Signing up to drive for a rideshare platform in Australia means accepting a long online agreement that almost no one reads in full. The agreement does three important things at once: it classifies you as an independent contractor rather than an employee, it gives the platform broad control over your ratings and your access to the app, and it sets the commercial terms — pricing, fees, and payment — almost entirely in the platform's favour, often with a right to change them at will. Understanding it before you commit your car and your time is worth the effort.
What is a Driver Agreement?
A rideshare driver agreement is the contract between you and the platform operator that lets you accept trips through its app. It sets out your status as an independent contractor, the service fee or commission the platform takes, how fares are calculated, how and when you are paid, the rating and acceptance standards you must maintain, the grounds on which the platform can suspend or deactivate your account, your insurance and vehicle obligations, and how disputes are resolved. As a contractor you are also responsible for your own tax, including GST registration, and your own superannuation.
Red flags to watch for
If the agreement lets the platform vary its commission or the fare structure at any time with little notice, the economics you signed up for can change without your consent.
Your income depends on app access. A clause allowing suspension or permanent deactivation on broad grounds, with only a token review, puts your livelihood at the platform's discretion.
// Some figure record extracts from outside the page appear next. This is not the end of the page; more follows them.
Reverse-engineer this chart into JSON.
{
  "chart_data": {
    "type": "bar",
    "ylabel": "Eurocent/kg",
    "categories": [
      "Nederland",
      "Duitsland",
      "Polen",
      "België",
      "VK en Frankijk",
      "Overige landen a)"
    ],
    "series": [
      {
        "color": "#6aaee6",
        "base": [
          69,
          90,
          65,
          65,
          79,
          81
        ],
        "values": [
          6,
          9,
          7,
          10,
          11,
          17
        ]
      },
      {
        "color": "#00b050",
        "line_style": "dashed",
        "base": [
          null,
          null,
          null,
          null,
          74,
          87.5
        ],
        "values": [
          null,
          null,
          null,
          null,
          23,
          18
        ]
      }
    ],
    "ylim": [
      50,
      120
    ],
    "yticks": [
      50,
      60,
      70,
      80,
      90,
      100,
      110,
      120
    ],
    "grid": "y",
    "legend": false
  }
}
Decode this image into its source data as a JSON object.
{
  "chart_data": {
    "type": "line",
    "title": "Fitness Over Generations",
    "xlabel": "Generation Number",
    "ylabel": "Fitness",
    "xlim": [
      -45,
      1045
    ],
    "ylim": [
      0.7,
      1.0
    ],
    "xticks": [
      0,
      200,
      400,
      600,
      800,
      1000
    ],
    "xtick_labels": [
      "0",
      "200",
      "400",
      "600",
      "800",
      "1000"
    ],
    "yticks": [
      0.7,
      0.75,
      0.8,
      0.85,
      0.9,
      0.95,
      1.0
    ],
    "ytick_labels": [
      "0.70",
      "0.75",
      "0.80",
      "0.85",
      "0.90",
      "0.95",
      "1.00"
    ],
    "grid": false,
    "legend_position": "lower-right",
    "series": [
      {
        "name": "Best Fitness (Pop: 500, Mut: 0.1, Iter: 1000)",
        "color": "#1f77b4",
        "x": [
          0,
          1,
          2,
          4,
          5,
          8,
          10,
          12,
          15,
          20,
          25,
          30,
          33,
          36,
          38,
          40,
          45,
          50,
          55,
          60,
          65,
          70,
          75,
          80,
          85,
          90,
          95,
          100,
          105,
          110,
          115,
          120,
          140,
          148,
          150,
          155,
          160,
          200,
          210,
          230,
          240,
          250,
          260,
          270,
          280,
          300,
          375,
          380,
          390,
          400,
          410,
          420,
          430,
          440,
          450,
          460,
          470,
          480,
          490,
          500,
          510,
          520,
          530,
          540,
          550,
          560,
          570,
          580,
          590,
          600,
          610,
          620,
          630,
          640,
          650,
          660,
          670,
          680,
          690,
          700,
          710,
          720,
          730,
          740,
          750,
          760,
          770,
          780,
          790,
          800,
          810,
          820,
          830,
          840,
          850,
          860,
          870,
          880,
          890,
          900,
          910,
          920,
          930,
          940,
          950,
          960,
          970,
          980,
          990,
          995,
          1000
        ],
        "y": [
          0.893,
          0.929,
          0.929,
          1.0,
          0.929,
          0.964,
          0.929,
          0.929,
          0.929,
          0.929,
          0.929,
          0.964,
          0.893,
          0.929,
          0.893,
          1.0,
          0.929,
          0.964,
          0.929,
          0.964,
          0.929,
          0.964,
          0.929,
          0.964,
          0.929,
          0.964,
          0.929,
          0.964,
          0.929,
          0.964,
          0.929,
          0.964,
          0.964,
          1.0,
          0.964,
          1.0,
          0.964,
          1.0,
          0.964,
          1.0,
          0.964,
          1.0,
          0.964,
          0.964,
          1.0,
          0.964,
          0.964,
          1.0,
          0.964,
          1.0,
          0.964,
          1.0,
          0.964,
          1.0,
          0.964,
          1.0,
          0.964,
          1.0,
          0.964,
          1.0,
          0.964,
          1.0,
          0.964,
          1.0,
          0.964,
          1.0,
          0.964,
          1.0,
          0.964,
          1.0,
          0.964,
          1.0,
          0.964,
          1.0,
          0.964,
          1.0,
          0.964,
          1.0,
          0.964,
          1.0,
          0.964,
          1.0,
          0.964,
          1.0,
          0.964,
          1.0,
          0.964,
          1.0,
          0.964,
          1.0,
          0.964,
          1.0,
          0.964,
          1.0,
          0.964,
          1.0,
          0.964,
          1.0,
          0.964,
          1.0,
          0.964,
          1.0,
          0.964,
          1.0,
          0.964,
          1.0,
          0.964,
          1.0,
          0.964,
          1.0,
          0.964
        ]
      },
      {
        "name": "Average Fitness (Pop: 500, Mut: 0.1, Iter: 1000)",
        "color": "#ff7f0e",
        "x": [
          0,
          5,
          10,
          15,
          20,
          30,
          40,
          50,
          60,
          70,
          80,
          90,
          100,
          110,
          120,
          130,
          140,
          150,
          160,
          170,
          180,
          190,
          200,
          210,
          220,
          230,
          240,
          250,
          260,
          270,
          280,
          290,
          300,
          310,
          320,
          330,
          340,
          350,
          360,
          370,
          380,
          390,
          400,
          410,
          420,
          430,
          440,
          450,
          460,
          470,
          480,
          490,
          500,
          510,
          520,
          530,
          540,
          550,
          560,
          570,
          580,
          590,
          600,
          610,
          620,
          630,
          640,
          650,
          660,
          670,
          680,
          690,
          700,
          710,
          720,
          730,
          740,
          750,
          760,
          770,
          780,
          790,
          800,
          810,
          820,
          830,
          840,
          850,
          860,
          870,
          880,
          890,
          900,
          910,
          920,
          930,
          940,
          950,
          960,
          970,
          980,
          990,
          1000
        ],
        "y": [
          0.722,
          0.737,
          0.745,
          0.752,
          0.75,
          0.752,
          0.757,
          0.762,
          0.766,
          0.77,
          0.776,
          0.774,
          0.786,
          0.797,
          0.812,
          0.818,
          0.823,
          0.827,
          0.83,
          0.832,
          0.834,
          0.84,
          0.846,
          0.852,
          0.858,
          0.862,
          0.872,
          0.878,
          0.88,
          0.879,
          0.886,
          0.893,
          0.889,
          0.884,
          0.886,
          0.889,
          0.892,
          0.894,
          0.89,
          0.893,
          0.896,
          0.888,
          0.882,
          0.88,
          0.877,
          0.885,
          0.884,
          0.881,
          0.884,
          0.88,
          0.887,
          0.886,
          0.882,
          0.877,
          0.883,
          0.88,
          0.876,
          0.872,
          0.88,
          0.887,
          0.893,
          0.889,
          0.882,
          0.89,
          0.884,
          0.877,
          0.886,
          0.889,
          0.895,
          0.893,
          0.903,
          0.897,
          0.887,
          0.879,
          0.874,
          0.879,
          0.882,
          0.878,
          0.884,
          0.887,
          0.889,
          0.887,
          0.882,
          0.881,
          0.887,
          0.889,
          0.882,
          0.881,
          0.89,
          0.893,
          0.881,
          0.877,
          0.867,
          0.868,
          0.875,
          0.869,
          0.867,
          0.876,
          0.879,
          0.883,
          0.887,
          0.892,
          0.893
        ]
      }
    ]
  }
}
Falling below a rating or acceptance rate can lead to warnings or deactivation, effectively imposing performance standards without the protections of employment.
Personal car insurance often excludes commercial use; if the platform's cover only applies during certain phases of a trip, you may be uninsured when waiting for a job.
A broad indemnity can shift the cost of passenger claims, accidents, and third-party losses onto you personally.
A dispute clause forcing individual arbitration and waiving group claims can make it impractical to challenge the platform over pay or deactivation.
Your legal rights
Rideshare drivers in Australia are generally engaged as independent contractors, not employees, so most do not receive award wages, paid leave, or employer superannuation — though the characterisation of gig work continues to be tested and reform has been considered for employee-like workers. The Australian Consumer Law in Schedule 2 of the Competition and Consumer Act 2010 prohibits unfair terms in standard-form contracts, which can apply to a driver agreement offered on a take-it-or-leave-it basis to a small business operator. State and territory point-to-point or passenger transport laws impose accreditation, vehicle, and insurance requirements on rideshare drivers. As a contractor you must manage your own tax obligations, and rideshare drivers are generally required to register for GST regardless of turnover. Independent contractors can also seek relief from harsh contract terms under the unfair contract terms regime.
Questions to ask before you sign
- 1Can the platform change its commission, fees, or fare structure without my agreement, and what notice applies?
- 2On what grounds can my account be suspended or deactivated, and is there a genuine appeal process?
- 3What rating and trip-acceptance standards must I meet, and what happens if I fall short?
- 4Exactly when does the platform's insurance cover me, and where are the gaps against my personal policy?
- 5Does the agreement make me indemnify the platform, and for what?
- 6How and when am I paid, and what fees are deducted?
- 7How are disputes resolved — courts, or mandatory arbitration with a class-action waiver?
Disclaimer: This guide is for educational purposes only and does not constitute legal advice. Contract law varies by jurisdiction and individual circumstances. Always consult a qualified legal professional before making decisions based on this information.